De volledige tekst van de tenlastelegging is opgenomen in Bijlage I bij dit vonnis en geldt als hier ingevoegd.
De formele voorvragen.
Bij het onderzoek ter terechtzitting is gebleken dat de dagvaarding geldig is. De rechtbank is bevoegd van het tenlastegelegde kennis te nemen en de officier van justitie kan in zijn vervolging worden ontvangen. Voorts zijn er geen gronden gebleken voor schorsing van de vervolging.
De bewijsvraag.
Inleiding.
Op 29 september 2023 is door het Team Criminele Inlichtingen (TCI) de volgende informatie aan de Landelijke Recherche verstrekt:
Uit een lopend opsporingsonderzoek is gebleken dat de loods aan de [adres] te Giessenburg vermoedelijk wordt gebruikt bij de vervaardiging van synthetische drugs. Hierop werd het politieonderzoek 26Alvorada gestart.
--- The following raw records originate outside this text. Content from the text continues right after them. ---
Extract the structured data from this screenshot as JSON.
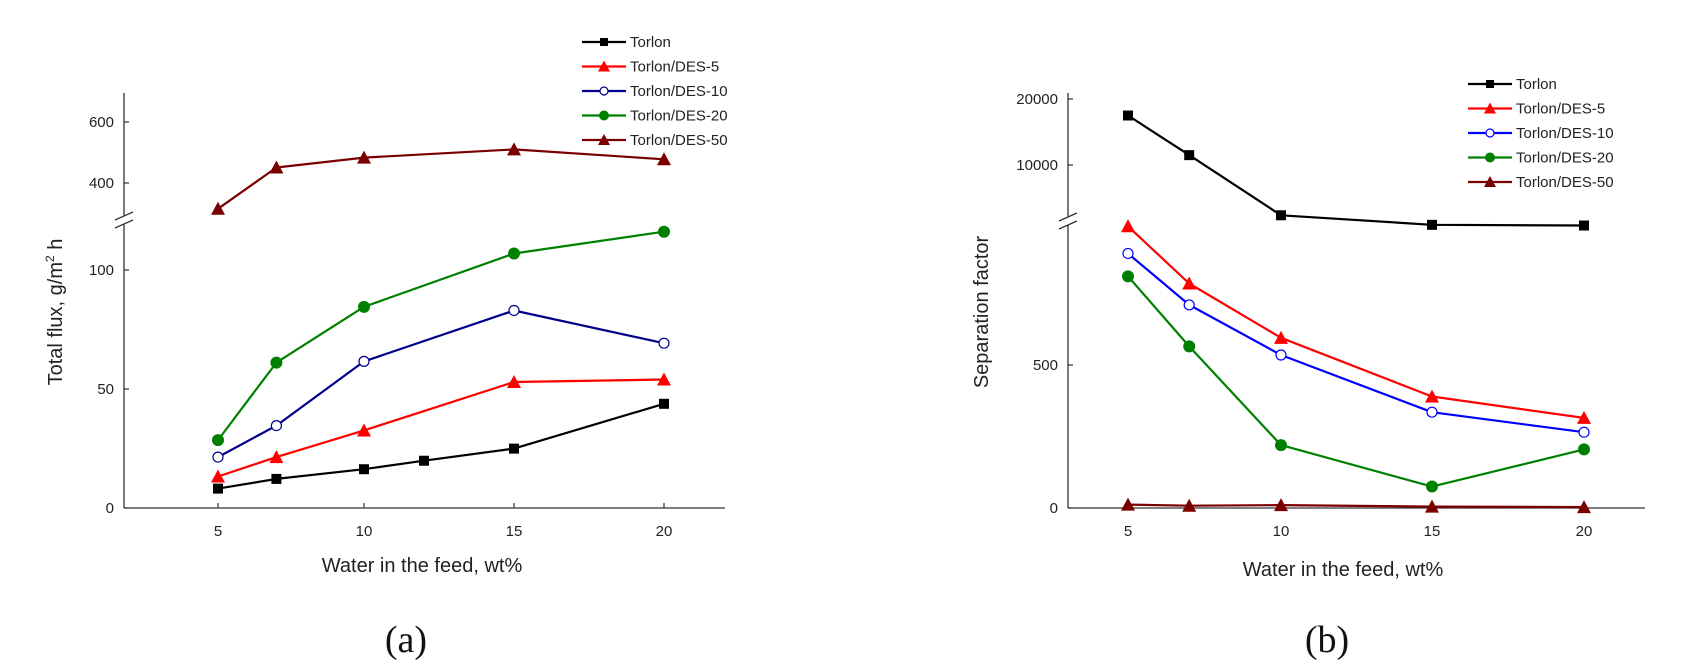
{
  "chart_data": [
    {
      "type": "line",
      "panel": "a",
      "panel_label": "(a)",
      "xlabel": "Water in the feed, wt%",
      "ylabel": "Total flux, g/m² h",
      "ylabel_main": "Total flux, g/m",
      "ylabel_sup": "2",
      "ylabel_end": " h",
      "x_ticks": [
        5,
        10,
        15,
        20
      ],
      "y_ticks_lower": [
        0,
        50,
        100
      ],
      "y_ticks_upper": [
        400,
        600
      ],
      "axis_break": true,
      "xlim": [
        2,
        22
      ],
      "ylim_lower": [
        0,
        118
      ],
      "ylim_upper": [
        330,
        700
      ],
      "legend_position": "top-right",
      "series": [
        {
          "name": "Torlon",
          "color": "#000000",
          "marker": "square",
          "x": [
            5,
            7,
            10,
            12,
            15,
            20
          ],
          "y": [
            8,
            12,
            16,
            19.5,
            24.5,
            43
          ]
        },
        {
          "name": "Torlon/DES-5",
          "color": "#ff0000",
          "marker": "triangle",
          "x": [
            5,
            7,
            10,
            15,
            20
          ],
          "y": [
            13,
            21,
            32,
            52,
            53
          ]
        },
        {
          "name": "Torlon/DES-10",
          "color": "#00008b",
          "marker": "open-circle",
          "x": [
            5,
            7,
            10,
            15,
            20
          ],
          "y": [
            21,
            34,
            60.5,
            81.5,
            68
          ]
        },
        {
          "name": "Torlon/DES-20",
          "color": "#008000",
          "marker": "circle",
          "x": [
            5,
            7,
            10,
            15,
            20
          ],
          "y": [
            28,
            60,
            83,
            105,
            114
          ]
        },
        {
          "name": "Torlon/DES-50",
          "color": "#7a0000",
          "marker": "triangle",
          "x": [
            5,
            7,
            10,
            15,
            20
          ],
          "y": [
            355,
            480,
            510,
            535,
            505
          ]
        }
      ]
    },
    {
      "type": "line",
      "panel": "b",
      "panel_label": "(b)",
      "xlabel": "Water in the feed, wt%",
      "ylabel": "Separation factor",
      "x_ticks": [
        5,
        10,
        15,
        20
      ],
      "y_ticks_lower": [
        0,
        500
      ],
      "y_ticks_upper": [
        10000,
        20000
      ],
      "axis_break": true,
      "xlim": [
        3,
        22
      ],
      "ylim_lower": [
        0,
        1000
      ],
      "ylim_upper": [
        4000,
        22000
      ],
      "legend_position": "top-right",
      "series": [
        {
          "name": "Torlon",
          "color": "#000000",
          "marker": "square",
          "x": [
            5,
            7,
            10,
            15,
            20
          ],
          "y": [
            19000,
            13200,
            4400,
            3000,
            2900
          ]
        },
        {
          "name": "Torlon/DES-5",
          "color": "#ff0000",
          "marker": "triangle",
          "x": [
            5,
            7,
            10,
            15,
            20
          ],
          "y": [
            985,
            785,
            595,
            390,
            315
          ]
        },
        {
          "name": "Torlon/DES-10",
          "color": "#0000ff",
          "marker": "open-circle",
          "x": [
            5,
            7,
            10,
            15,
            20
          ],
          "y": [
            890,
            710,
            535,
            335,
            265
          ]
        },
        {
          "name": "Torlon/DES-20",
          "color": "#008000",
          "marker": "circle",
          "x": [
            5,
            7,
            10,
            15,
            20
          ],
          "y": [
            810,
            565,
            220,
            75,
            205
          ]
        },
        {
          "name": "Torlon/DES-50",
          "color": "#7a0000",
          "marker": "triangle",
          "x": [
            5,
            7,
            10,
            15,
            20
          ],
          "y": [
            12,
            8,
            10,
            5,
            3
          ]
        }
      ]
    }
  ]
}
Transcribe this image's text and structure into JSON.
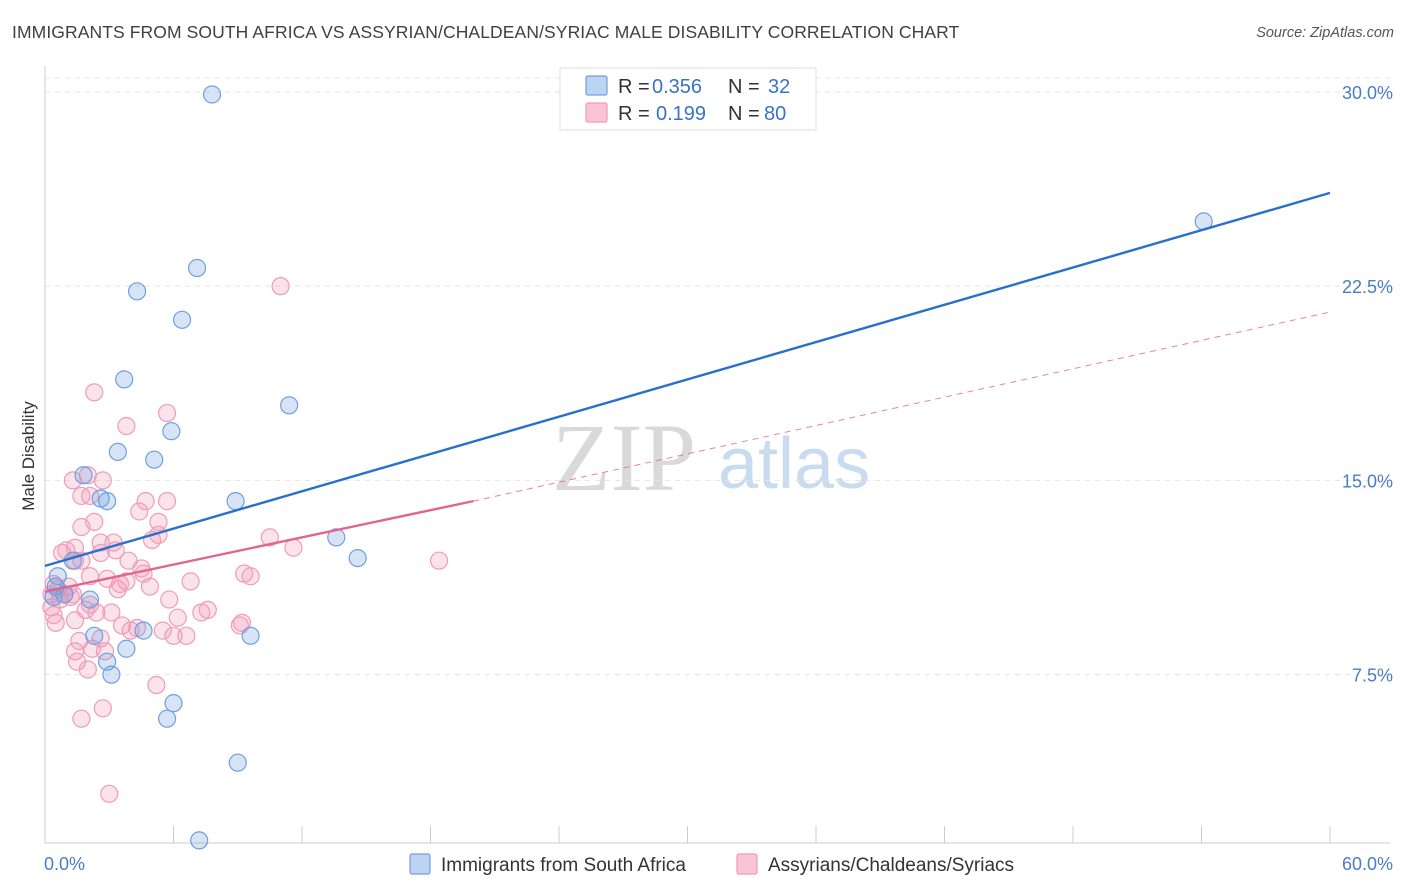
{
  "title": "IMMIGRANTS FROM SOUTH AFRICA VS ASSYRIAN/CHALDEAN/SYRIAC MALE DISABILITY CORRELATION CHART",
  "source": "Source: ZipAtlas.com",
  "watermark": {
    "zip": "ZIP",
    "atlas": "atlas"
  },
  "legend": {
    "rows": [
      {
        "r_label": "R =",
        "r_value": "0.356",
        "n_label": "N =",
        "n_value": "32"
      },
      {
        "r_label": "R =",
        "r_value": "0.199",
        "n_label": "N =",
        "n_value": "80"
      }
    ]
  },
  "chart_data": {
    "type": "scatter",
    "title": "IMMIGRANTS FROM SOUTH AFRICA VS ASSYRIAN/CHALDEAN/SYRIAC MALE DISABILITY CORRELATION CHART",
    "xlabel": "",
    "ylabel": "Male Disability",
    "xlim": [
      0,
      60
    ],
    "ylim": [
      1.0,
      31.0
    ],
    "x_tick_labels": [
      "0.0%",
      "60.0%"
    ],
    "y_ticks": [
      7.5,
      15.0,
      22.5,
      30.0
    ],
    "y_tick_labels": [
      "7.5%",
      "15.0%",
      "22.5%",
      "30.0%"
    ],
    "grid": true,
    "colors": {
      "blue": "#6f9fe0",
      "blue_line": "#2a6fcc",
      "pink": "#f09bb8",
      "pink_line": "#e0658f"
    },
    "series": [
      {
        "name": "Immigrants from South Africa",
        "color": "blue",
        "R": 0.356,
        "N": 32,
        "trend": {
          "x0": 0,
          "y0": 11.7,
          "x1": 60,
          "y1": 26.1
        },
        "points": [
          [
            0.4,
            10.5
          ],
          [
            0.5,
            10.9
          ],
          [
            0.6,
            11.3
          ],
          [
            0.9,
            10.6
          ],
          [
            1.3,
            11.9
          ],
          [
            1.8,
            15.2
          ],
          [
            2.1,
            10.4
          ],
          [
            2.3,
            9.0
          ],
          [
            2.6,
            14.3
          ],
          [
            2.9,
            8.0
          ],
          [
            2.9,
            14.2
          ],
          [
            3.1,
            7.5
          ],
          [
            3.4,
            16.1
          ],
          [
            3.7,
            18.9
          ],
          [
            3.8,
            8.5
          ],
          [
            4.3,
            22.3
          ],
          [
            4.6,
            9.2
          ],
          [
            5.1,
            15.8
          ],
          [
            5.7,
            5.8
          ],
          [
            5.9,
            16.9
          ],
          [
            6.0,
            6.4
          ],
          [
            6.4,
            21.2
          ],
          [
            7.1,
            23.2
          ],
          [
            7.2,
            1.1
          ],
          [
            7.8,
            29.9
          ],
          [
            8.9,
            14.2
          ],
          [
            9.0,
            4.1
          ],
          [
            9.6,
            9.0
          ],
          [
            11.4,
            17.9
          ],
          [
            13.6,
            12.8
          ],
          [
            14.6,
            12.0
          ],
          [
            54.1,
            25.0
          ]
        ]
      },
      {
        "name": "Assyrians/Chaldeans/Syriacs",
        "color": "pink",
        "R": 0.199,
        "N": 80,
        "trend": {
          "x0": 0,
          "y0": 10.7,
          "x1": 20,
          "y1": 14.2,
          "x_dash_end": 60,
          "y_dash_end": 21.5
        },
        "points": [
          [
            0.3,
            10.6
          ],
          [
            0.3,
            10.1
          ],
          [
            0.4,
            9.8
          ],
          [
            0.4,
            11.0
          ],
          [
            0.5,
            9.5
          ],
          [
            0.6,
            10.8
          ],
          [
            0.7,
            10.4
          ],
          [
            0.8,
            12.2
          ],
          [
            0.9,
            10.6
          ],
          [
            1.0,
            12.3
          ],
          [
            1.1,
            10.9
          ],
          [
            1.2,
            10.5
          ],
          [
            1.3,
            10.6
          ],
          [
            1.3,
            15.0
          ],
          [
            1.4,
            8.4
          ],
          [
            1.4,
            11.9
          ],
          [
            1.4,
            12.4
          ],
          [
            1.4,
            9.6
          ],
          [
            1.5,
            8.0
          ],
          [
            1.6,
            8.8
          ],
          [
            1.7,
            5.8
          ],
          [
            1.7,
            13.2
          ],
          [
            1.7,
            14.4
          ],
          [
            1.7,
            11.9
          ],
          [
            1.9,
            10.0
          ],
          [
            2.0,
            15.2
          ],
          [
            2.0,
            7.7
          ],
          [
            2.1,
            14.4
          ],
          [
            2.1,
            11.3
          ],
          [
            2.1,
            10.2
          ],
          [
            2.2,
            8.5
          ],
          [
            2.3,
            13.4
          ],
          [
            2.3,
            18.4
          ],
          [
            2.4,
            9.9
          ],
          [
            2.6,
            8.9
          ],
          [
            2.6,
            12.6
          ],
          [
            2.6,
            12.2
          ],
          [
            2.7,
            15.0
          ],
          [
            2.7,
            6.2
          ],
          [
            2.8,
            8.4
          ],
          [
            2.9,
            11.2
          ],
          [
            3.0,
            2.9
          ],
          [
            3.1,
            9.9
          ],
          [
            3.2,
            12.6
          ],
          [
            3.3,
            12.3
          ],
          [
            3.4,
            10.8
          ],
          [
            3.5,
            11.0
          ],
          [
            3.6,
            9.4
          ],
          [
            3.8,
            17.1
          ],
          [
            3.8,
            11.1
          ],
          [
            3.9,
            11.9
          ],
          [
            4.0,
            9.2
          ],
          [
            4.3,
            9.3
          ],
          [
            4.4,
            13.8
          ],
          [
            4.5,
            11.6
          ],
          [
            4.6,
            11.4
          ],
          [
            4.7,
            14.2
          ],
          [
            4.9,
            10.9
          ],
          [
            5.0,
            12.7
          ],
          [
            5.2,
            7.1
          ],
          [
            5.3,
            13.4
          ],
          [
            5.3,
            12.9
          ],
          [
            5.5,
            9.2
          ],
          [
            5.7,
            17.6
          ],
          [
            5.7,
            14.2
          ],
          [
            5.8,
            10.4
          ],
          [
            6.0,
            9.0
          ],
          [
            6.2,
            9.7
          ],
          [
            6.6,
            9.0
          ],
          [
            6.8,
            11.1
          ],
          [
            7.3,
            9.9
          ],
          [
            7.6,
            10.0
          ],
          [
            9.2,
            9.5
          ],
          [
            9.1,
            9.4
          ],
          [
            9.3,
            11.4
          ],
          [
            9.6,
            11.3
          ],
          [
            10.5,
            12.8
          ],
          [
            11.0,
            22.5
          ],
          [
            11.6,
            12.4
          ],
          [
            18.4,
            11.9
          ]
        ]
      }
    ]
  },
  "bottom_legend": {
    "items": [
      {
        "label": "Immigrants from South Africa"
      },
      {
        "label": "Assyrians/Chaldeans/Syriacs"
      }
    ]
  }
}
In de vroege ochtend van 30 september 2023 heeft de Dienst Speciale Interventies (DSI) in de loods in Giessenburg een inval gedaan. Tijdens deze inval werd aan de achterzijde van de loods een in werking zijnd drugslab aangetroffen. Er werden zeven personen, waaronder verdachte, aangetroffen en op heterdaad aangehouden.
Het standpunt van de officier van justitie.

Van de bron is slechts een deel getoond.